Starting around 2020, climate modelers introduced the Shared Socioeconomic Pathways (SSPs) to replace RCPs. These combine different emissions trajectories with storylines about population, inequality, and technology. The highest new scenario, SSP5-8.5, has lower emissions than RCP8.5 because it reflects more realistic coal constraints. Importantly, the new set no longer includes a 'business as usual' continuation of unchecked emissions; instead, even the high-end scenarios assume some climate policies. This has been misinterpreted as the IPCC 'quietly scrapping apocalyptic forecasts', but it's simply a normal update in climate science. The real concern, as one author told Carbon Brief, is that limiting warming to 1.5°C now appears impossible without a significant overshoot. The new scenarios also show that current policies still lead to 2.5-3°C warming – a level the UN calls 'catastrophic'. So the 'good riddance' is misplaced: the problem hasn't gone away.

Debunking Trump's Misleading Claims About Climate Scenarios
Source: www.carbonbrief.org

How Is the IPCC Involved in These Scenarios?

The Intergovernmental Panel on Climate Change (IPCC) assesses peer-reviewed science but does not generate its own scenarios.
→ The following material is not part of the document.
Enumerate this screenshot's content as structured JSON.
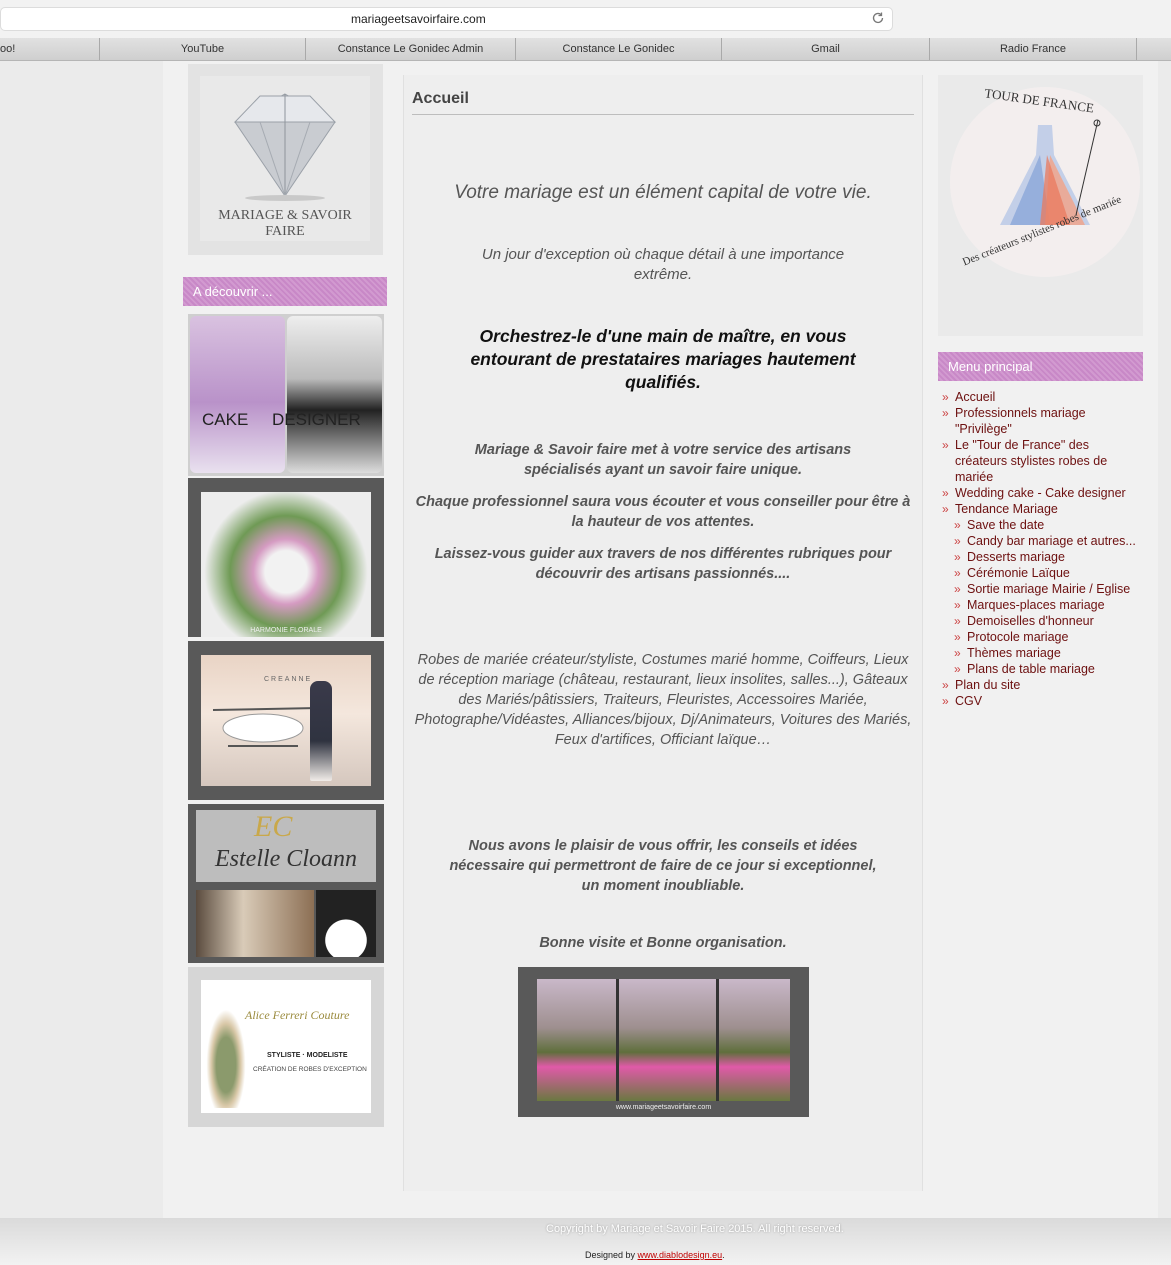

It uses those developed by the wider scientific community, like the RCPs and now the SSPs, to project climate impacts. Trump falsely implied the IPCC 'admitted' RCP8.5 was wrong. In reality, the IPCC's reports have always considered multiple scenarios, and they have noted that RCP8.5 is a high-end pathway among many. The new scenarios were produced by the ScenarioMIP project within CMIP6, unrelated to any IPCC 'admission'. The IPCC will use these new scenarios in its upcoming reports, but it does not 'own' them. Thus, Trump's claim misrepresents both the process and the science.

What Do the New Scenarios Tell Us About Future Warming?
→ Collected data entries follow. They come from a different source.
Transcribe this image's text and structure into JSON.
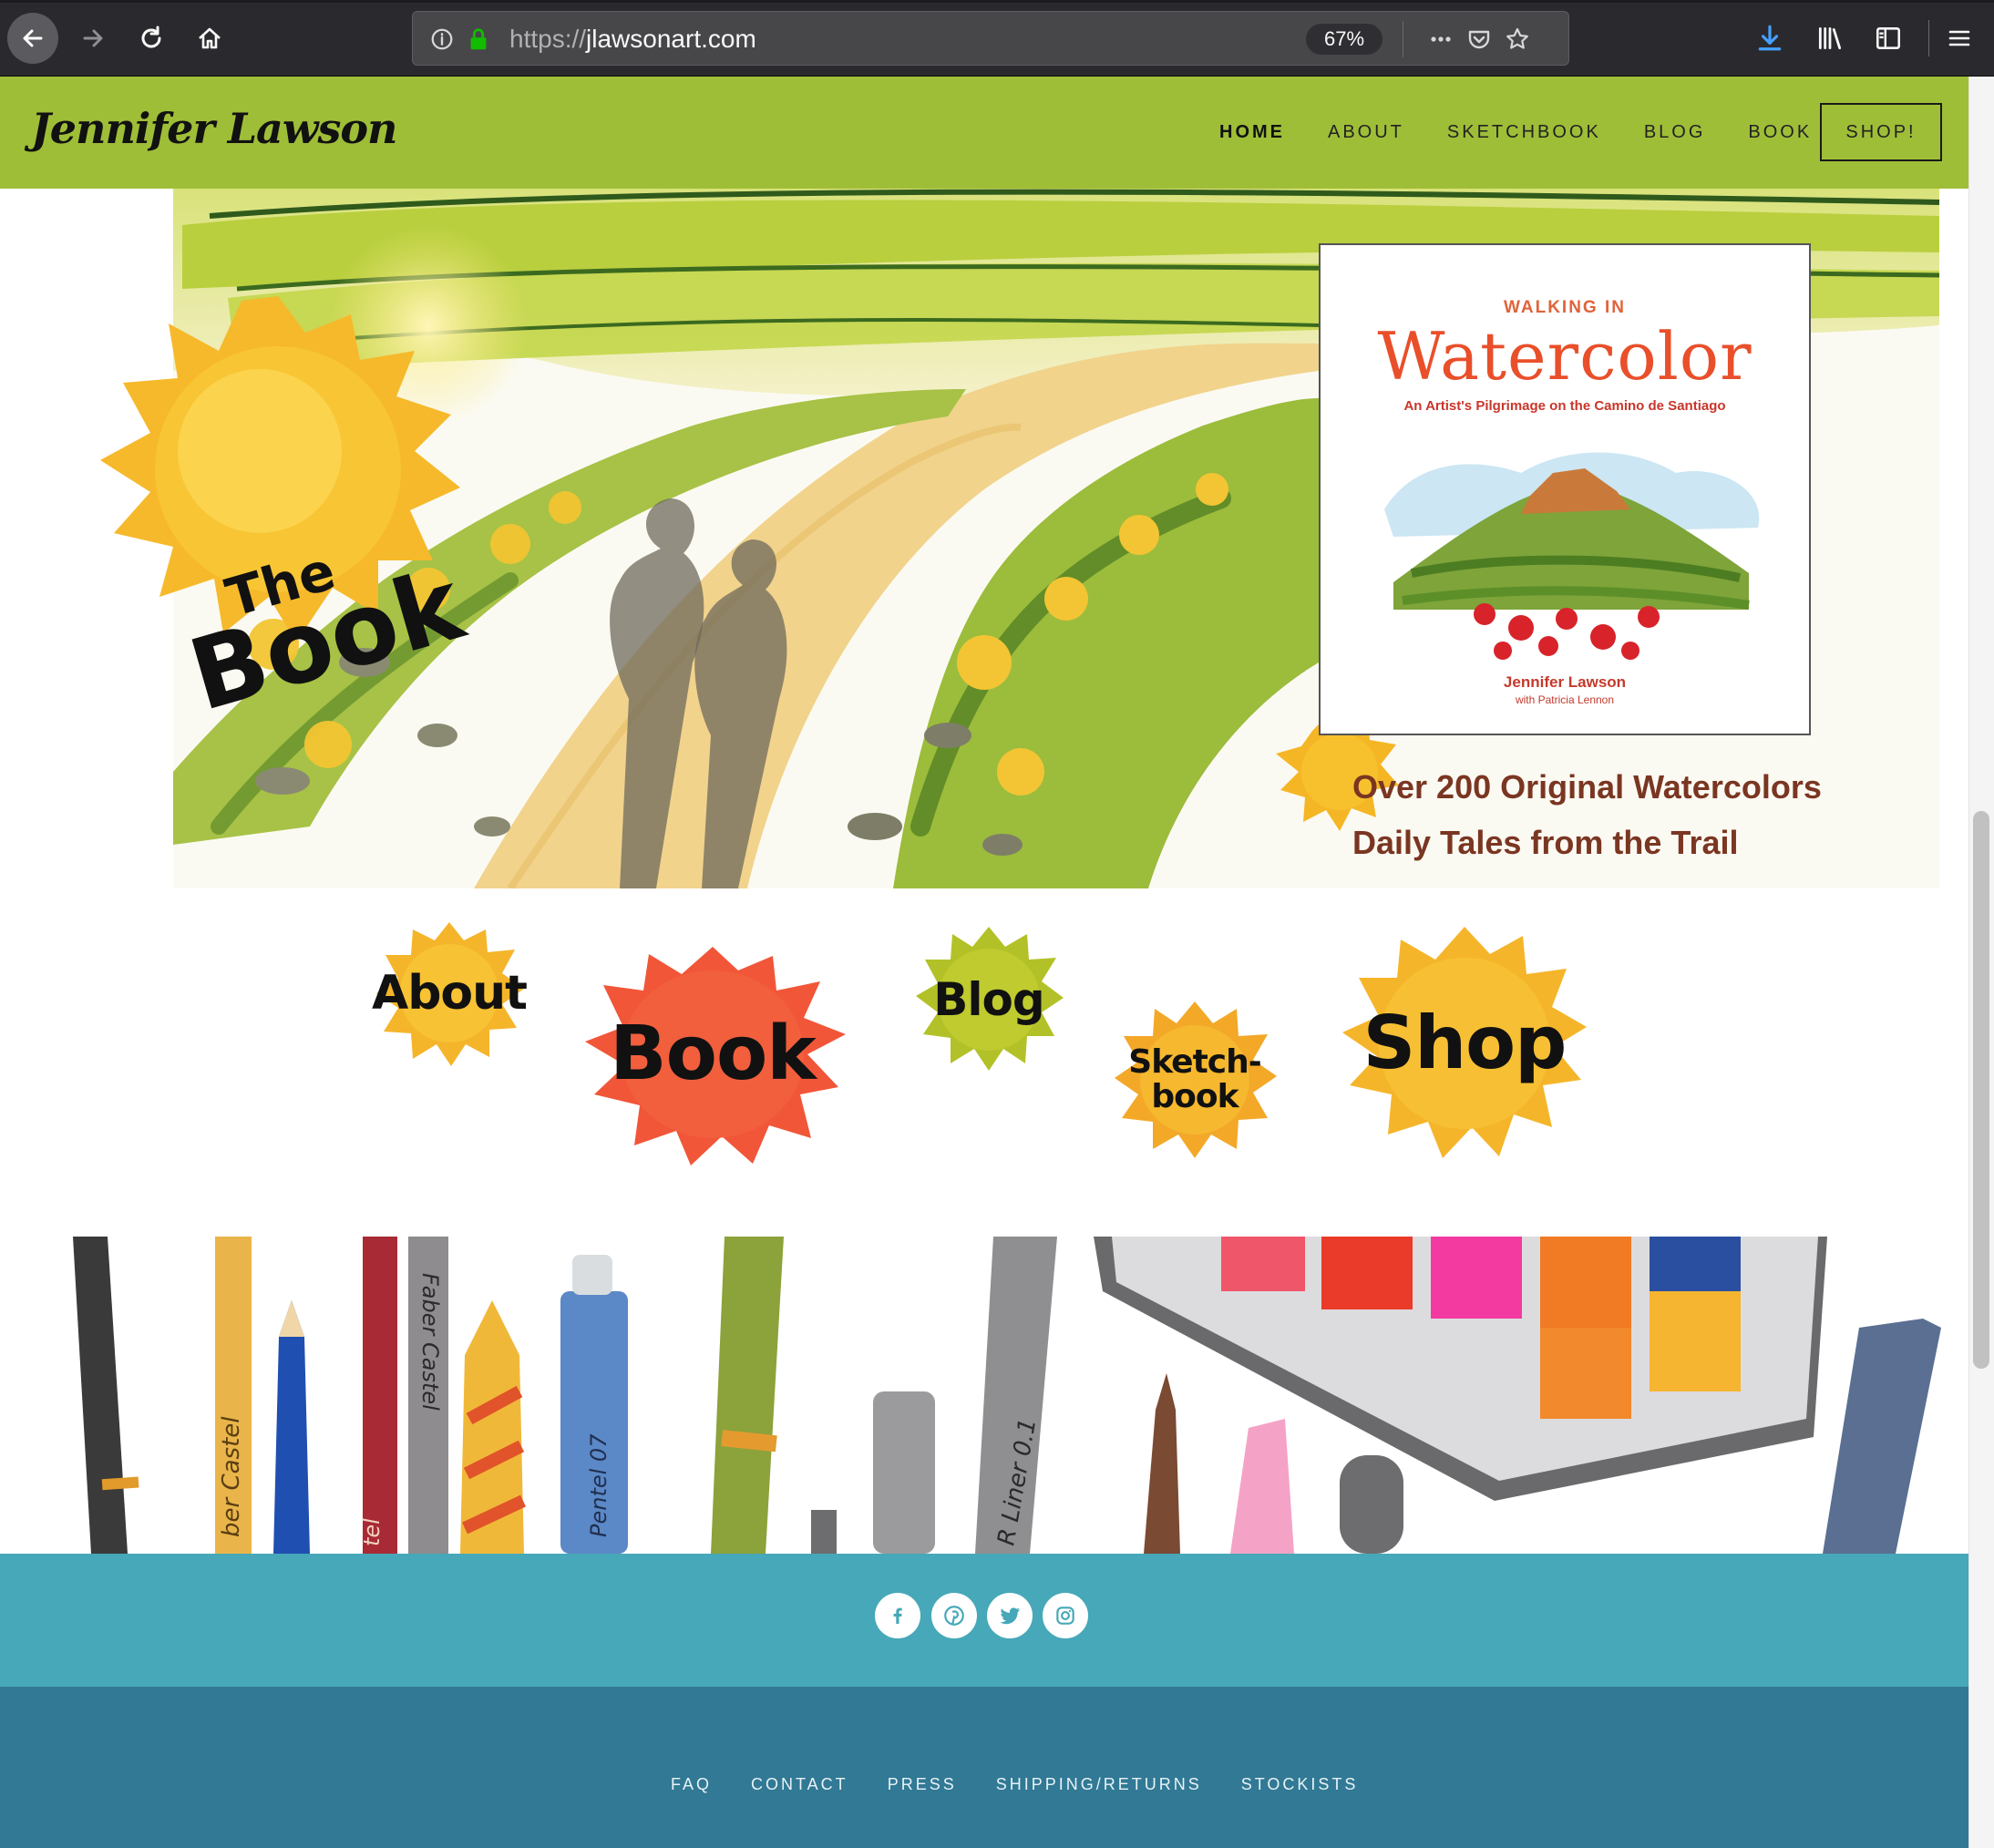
{
  "browser": {
    "url_scheme": "https://",
    "url_host": "jlawsonart.com",
    "zoom": "67%",
    "icons": [
      "back-icon",
      "forward-icon",
      "reload-icon",
      "home-icon",
      "info-icon",
      "lock-icon",
      "more-icon",
      "pocket-icon",
      "star-icon",
      "download-icon",
      "library-icon",
      "sidebar-icon",
      "menu-icon"
    ]
  },
  "header": {
    "logo": "Jennifer Lawson",
    "nav": [
      "HOME",
      "ABOUT",
      "SKETCHBOOK",
      "BLOG",
      "BOOK"
    ],
    "shop_label": "SHOP!"
  },
  "hero": {
    "badge_line1": "The",
    "badge_line2": "Book",
    "cover": {
      "kicker": "WALKING IN",
      "title": "Watercolor",
      "subtitle": "An Artist's Pilgrimage on the Camino de Santiago",
      "author": "Jennifer Lawson",
      "coauthor": "with Patricia Lennon"
    },
    "features": [
      "Over 200 Original Watercolors",
      "Daily Tales from the Trail"
    ]
  },
  "splash_nav": {
    "about": "About",
    "book": "Book",
    "blog": "Blog",
    "sketch_line1": "Sketch-",
    "sketch_line2": "book",
    "shop": "Shop"
  },
  "supplies_labels": {
    "pencil_a": "ber Castel",
    "pencil_b": "Faber Castel",
    "pencil_c": "Pentel 07",
    "pen_liner": "R Liner 0.1",
    "pencil_d": "tel"
  },
  "footer": {
    "social": [
      "facebook-icon",
      "pinterest-icon",
      "twitter-icon",
      "instagram-icon"
    ],
    "links": [
      "FAQ",
      "CONTACT",
      "PRESS",
      "SHIPPING/RETURNS",
      "STOCKISTS"
    ]
  },
  "colors": {
    "header_green": "#9fbe38",
    "social_teal": "#46a8b8",
    "footer_blue": "#317995",
    "splash_yellow": "#f6b92b",
    "splash_red": "#f25a3a",
    "splash_lime": "#b8c52a"
  }
}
The new SSP scenarios paint a sobering picture. Even the most optimistic pathways require swift, deep emission cuts to meet the 1.5°C target, and even then, a temporary overshoot is likely. The highest scenarios, like SSP5-8.5, still project warming of 4-5°C by 2100, similar to old RCP8.5. More crucially, current global policies are consistent with about 2.5-3°C warming, as noted by an author of the new scenarios. This level is described by the UN as catastrophic, leading to extreme heatwaves, sea level rise, and biodiversity loss. So while the specific numbers have been updated, the trend remains alarming. The science continues to emphasize the urgency of action, not that the threat has been exaggerated.